Acquired goodwill and other indefinite-lived intangible assets must be reported on your balance sheet at fair value and tested at least annually for impairment. Testing is also required when a “triggering event” — such as the loss of a key customer or unanticipated competition — occurs that could lower the asset’s value. But there are possible exceptions that could simplify your recordkeeping.
Testing goodwill for impairment requires two steps under U.S. Generally Accepted Accounting Principles (GAAP). First, you must estimate the fair value of the company (or reporting unit if multiple product lines or divisions exist). If book value exceeds fair value, goodwill impairment has likely occurred.
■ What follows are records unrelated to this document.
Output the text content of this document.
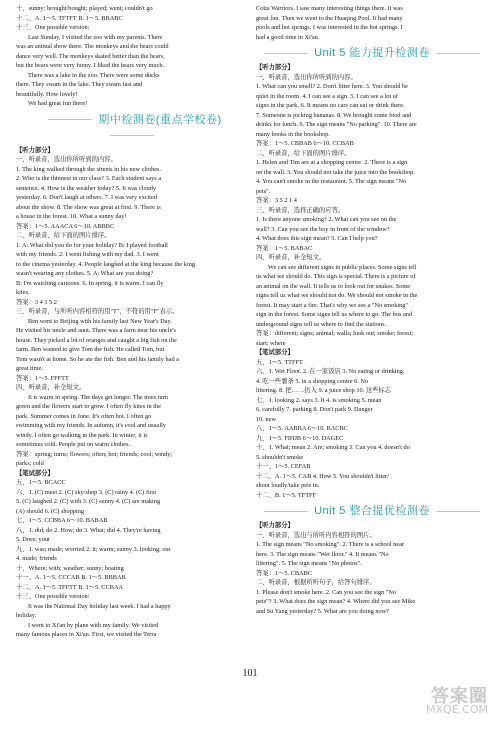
十、sunny; brought/bought; played; went; couldn't go
十二、A. 1～5. TFTFT B. 1～5. BBABC
十三、One possible version:
Last Sunday, I visited the zoo with my parents. There
was an animal show there. The monkeys and the bears could
dance very well. The monkeys skated better than the bears,
but the bears were very funny. I liked the bears very much.
There was a lake in the zoo. There were some ducks
there. They swam in the lake. They swam fast and
beautifully. How lovely!
We had great fun there!
期中检测卷(重点学校卷)
【听力部分】
一、听录音，选出你所听到的内容。
1. The king walked through the streets in his new clothes.
2. Who is the thinnest in our class? 3. Each student says a
sentence. 4. How is the weather today? 5. It was cloudy
yesterday. 6. Don't laugh at others. 7. I was very excited
about the show. 8. The show was great at first. 9. There is
a house in the forest. 10. What a sunny day!
答案：1～5. AAACA 6～10. ABBBC
二、听录音，给下面的图片排序。
1. A: What did you do for your holiday? B: I played football
with my friends. 2. I went fishing with my dad. 3. I went
to the cinema yesterday. 4. People laughed at the king because the king
wasn't wearing any clothes. 5. A: What are you doing?
B: I'm watching cartoons. 6. In spring, it is warm. I can fly
kites.
答案：3 4 1 5 2
三、听录音，与所听内容相符的用"T"，不符的用"F"表示。
Ben went to Beijing with his family last New Year's Day.
He visited his uncle and aunt. There was a farm near his uncle's
house. They picked a lot of oranges and caught a big fish on the
farm. Ben wanted to give Tom the fish. He called Tom, but
Tom wasn't at home. So he ate the fish. Ben and his family had a
great time.
答案：1～5. FFFTT
四、听录音，补全短文。
It is warm in spring. The days get longer. The trees turn
green and the flowers start to grow. I often fly kites in the
park. Summer comes in June. It's often hot. I often go
swimming with my friends. In autumn, it's cool and usually
windy. I often go walking in the park. In winter, it is
sometimes cold. People put on warm clothes.
答案：spring; turns; flowers; often; hot; friends; cool; windy;
parks; cold
【笔试部分】
五、1～5. BCACC
六、1. (C) meet 2. (C) sky/shop 3. (C) rainy 4. (C) first
5. (C) laughed 2. (C) with 3. (C) sunny 4. (C) are making
(A) should 6. (C) shopping
七、1～5. CCBBA 6～10. BABAB
八、1. did; do 2. How; do 3. What; did 4. They're having
5. Does; your
九、1. was; made; worried 2. it; warm; sunny 3. looking; out
4. made; friends
十、Where; with; weather; sunny; boating
十一、A. 1～5. CCCAB B. 1～5. BBBAB
十二、A. 1～5. TFFTT B. 1～5. CCBAA
十三、One possible version:
It was the National Day holiday last week. I had a happy
holiday.
I went to Xi'an by plane with my family. We visited
many famous places in Xi'an. First, we visited the Terra
Cotta Warriors. I saw many interesting things there. It was
great fun. Then we went to the Huaqing Pool. It had many
pools and hot springs. I was interested in the hot springs. I
had a good time in Xi'an.
Unit 5 能力提升检测卷
【听力部分】
一、听录音，选出你所听到的内容。
1. What can you smell? 2. Don't litter here. 3. You should be
quiet in the room. 4. I can see a sign. 5. I can see a lot of
signs in the park. 6. It means no cars can eat or drink there.
7. Someone is picking bananas. 8. We brought some food and
drinks for lunch. 9. The sign means "No parking". 10. There are
many books in the bookshop.
答案：1～5. CBBAB 6～10. CCBAB
二、听录音，给下面的图片排序。
1. Helen and Tim are at a shopping centre. 2. There is a sign
on the wall. 3. You should not take the juice into the bookshop.
4. You can't smoke in the restaurant. 5. The sign means "No
pets".
答案：3 5 2 1 4
三、听录音，选择正确的应答。
1. Is there anyone smoking? 2. What can you see on the
wall? 3. Can you see the boy in front of the window?
4. What does this sign mean? 5. Can I help you?
答案：1～5. BABAC
四、听录音，补全短文。
We can see different signs in public places. Some signs tell
us what we should do. This sign is special. There is a picture of
an animal on the wall. It tells us to look out for snakes. Some
signs tell us what we should not do. We should not smoke in the
forest. It may start a fire. That's why we see a "No smoking"
sign in the forest. Some signs tell us where to go. The bus and
underground signs tell us where to find the stations.
答案：different; signs; animal; walls; look out; smoke; forest;
start; where
【笔试部分】
五、1～5. TTFFT
六、1. Wet Floor. 2. 在一家饭店 3. No eating or drinking.
4. 吃一些薯条 5. in a shopping centre 6. No
littering. 8. 把……扔入 9. a juice shop 10. 这些标志
七、1. looking 2. says 3. It 4. is smoking 5. mean
6. carefully 7. parking 8. Don't park 9. Danger
10. new
八、1～5. AABBA 6～10. BACBC
九、1～5. FIHJB 6～10. DAGEC
十、1. What; mean 2. Are; smoking 3. Can you 4. doesn't do
5. shouldn't smoke
十一、1～5. CEFAB
十二、A. 1～5. CAB 4. How 5. You shouldn't litter/
shout loudly/take pets in.
十二、B. 1～5. TFTFF
Unit 5 整合提优检测卷
【听力部分】
一、听录音，选出与所听内容相符的图片。
1. The sign means "No smoking". 2. There is a school near
here. 3. The sign means "Wet floor." 4. It means "No
littering". 5. The sign means "No photos".
答案：1～5. CBABC
二、听录音，根据所听句子，给答句排序。
1. Please don't smoke here. 2. Can you see the sign "No
pets"? 3. What does the sign mean? 4. Where did you see Mike
and Su Yang yesterday? 5. What are you doing now?
101
答案圈
MXQE.COM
Under the second part of the test, you must allocate fair value to the tangible and identifiable intangible assets. What’s left over is the implied fair value of goodwill. Once the book value of goodwill has been written down to its fair value, GAAP prohibits you from reversing impairment losses, even if the value eventually recovers. So, companies are understandably hesitant to report impairment and prematurely alarm investors about losses that may someday be recoverable.
In 2014, the Financial Accounting Standards Board (FASB) provided private companies with some simplified reporting alternatives. Under one exception, private companies are required to test for impairment only when there’s a triggering event. Private companies also may elect to amortize acquired goodwill over a period not to exceed 10 years, rather than capitalize it on the balance sheet and test for annual impairment.
In addition, the FASB recently proposed guidance that, if approved, would remove the second step of the goodwill impairment test for all companies. Under the proposal, an impairment charge for goodwill would equal the amount by which the company’s (or reporting unit’s) book value exceeds its fair value.